Talk To Your Boss, Openly and Honestly
If you have a good relationship with your boss, just ask them about their decision. Don’t approach it like “Why did [Joe] get the [Senior Basketweaver] position instead of me”, ask “I had hoped I’d be considered for the [Senior Basketweaver] opening. Is there a specific reason I was passed over for the job?” Ultimately, you want to know what your boss’s rationale for the decision was, in terms that matter to you, not to the other person. You’re looking for feedback you can grow from, and you don’t want to come off vindictive and jealous, as if you’re questioning their decision. Of course, you are, but you’re doing it diplomatically, and that makes all the difference.
Depending on what your boss says, you’ll learn a lot about where you stand. If they give you a bunch of wishy-washy answers, maybe there’s something else at play. Listen closely and read between the lines. If they’re clear, they should let you know that it came down to experience, seniority, tenure or something else. Maybe they need you in the role you’re in because you’re just too good at it (again, a blessing or a curse), or because they just don’t think you’d thrive in the senior position because of what it entails. Whatever their reason, try not to take it personally and think critically about it. Besides, if what you really wanted was seniority or more money, it’s possible those things are available without taking a new job — you can always negotiate for more money or other worthwhile perks.

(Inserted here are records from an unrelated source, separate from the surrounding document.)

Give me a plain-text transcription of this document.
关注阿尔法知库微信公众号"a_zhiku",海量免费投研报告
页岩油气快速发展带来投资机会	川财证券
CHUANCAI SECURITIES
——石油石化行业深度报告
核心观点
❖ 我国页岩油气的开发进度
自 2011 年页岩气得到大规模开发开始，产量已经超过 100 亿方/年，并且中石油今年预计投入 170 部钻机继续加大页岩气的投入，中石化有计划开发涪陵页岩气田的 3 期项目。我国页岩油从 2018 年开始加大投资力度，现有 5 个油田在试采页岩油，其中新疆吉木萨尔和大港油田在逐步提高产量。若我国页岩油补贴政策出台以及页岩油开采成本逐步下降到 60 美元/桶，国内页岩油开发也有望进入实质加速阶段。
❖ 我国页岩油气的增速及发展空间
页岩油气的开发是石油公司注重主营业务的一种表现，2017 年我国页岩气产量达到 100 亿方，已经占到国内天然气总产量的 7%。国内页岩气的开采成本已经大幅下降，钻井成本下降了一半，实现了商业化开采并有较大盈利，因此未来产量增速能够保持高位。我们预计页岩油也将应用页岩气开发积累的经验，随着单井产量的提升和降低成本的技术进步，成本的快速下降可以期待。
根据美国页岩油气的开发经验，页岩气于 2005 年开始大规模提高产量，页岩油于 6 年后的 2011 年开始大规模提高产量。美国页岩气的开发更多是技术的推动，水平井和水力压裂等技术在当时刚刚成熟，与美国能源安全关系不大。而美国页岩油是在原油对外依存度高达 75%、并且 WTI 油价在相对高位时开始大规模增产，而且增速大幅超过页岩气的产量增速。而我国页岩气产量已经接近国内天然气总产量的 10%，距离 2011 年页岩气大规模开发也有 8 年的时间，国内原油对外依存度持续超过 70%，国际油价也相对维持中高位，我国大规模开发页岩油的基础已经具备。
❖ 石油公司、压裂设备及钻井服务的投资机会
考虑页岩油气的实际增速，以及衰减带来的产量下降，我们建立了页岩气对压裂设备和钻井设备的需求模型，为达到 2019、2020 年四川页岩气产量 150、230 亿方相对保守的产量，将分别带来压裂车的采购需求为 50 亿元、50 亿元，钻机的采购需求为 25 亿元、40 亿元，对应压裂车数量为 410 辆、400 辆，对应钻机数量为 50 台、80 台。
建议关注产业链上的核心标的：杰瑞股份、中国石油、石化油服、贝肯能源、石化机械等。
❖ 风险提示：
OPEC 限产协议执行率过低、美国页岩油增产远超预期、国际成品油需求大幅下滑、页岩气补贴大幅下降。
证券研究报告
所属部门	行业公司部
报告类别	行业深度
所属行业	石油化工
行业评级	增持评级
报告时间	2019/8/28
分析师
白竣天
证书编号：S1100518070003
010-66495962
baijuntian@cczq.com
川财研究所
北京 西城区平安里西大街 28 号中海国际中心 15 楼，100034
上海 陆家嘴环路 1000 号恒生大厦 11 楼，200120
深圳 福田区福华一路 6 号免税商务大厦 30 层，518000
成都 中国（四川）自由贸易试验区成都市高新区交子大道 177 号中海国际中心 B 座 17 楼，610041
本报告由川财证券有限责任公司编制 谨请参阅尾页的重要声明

If You’re Still Angry, Update Your Resume and Start Looking
If the answers you get from your boss don’t help, or you’re getting the impression that you’re stuck in your current role with nowhere to go, it might be time to update your resume and look for somewhere with more opportunity for growth. After all, saying that you’re “looking for somewhere you can grow” or “a job with new and interesting challenges” is a common and generally well-accepted response when you’re asked why you’re leaving your current job in an interview. Plus, if you’re not on particularly bad terms with your boss, they will probably know and understand that if you’re going to be pigeonholed in your current role, you’ll probably look elsewhere for career growth.
That said, don’t burn your bridges before you’ve found something new. There’s no reason to tell your employer that you’re looking for something else just because you didn’t get the promotion, and don’t just lash out and tell potential employers that you want to quit because of the promotion issue. It won’t do you any favours on either end. However, it’s good to have your options open, and it really might be time to move on. Just do it with both eyes open, not simply as a response to being passed over.
Of course, we’re offering this advice assuming that you were passed over for a promotion you deserved, in favour of an equally deserving person, and we’re not assuming malice or other unfair or preferential behaviour on the part of your employer. If you think that something untoward is at play here, you have other options, starting with a discussion with your internal HR department. But if you think something like that is happening, like you’ve been passed over for the boss’s nephew or a former intern is now your boss, it might be easier to just leave and look for work elsewhere.
We hope that helps you out a bit, Ruffled Feathers. Sorry to hear you didn’t get the promotion, but make sure it’s not a blessing in disguise — and even if it’s not, it may be a great time to polish up your resume and find something better.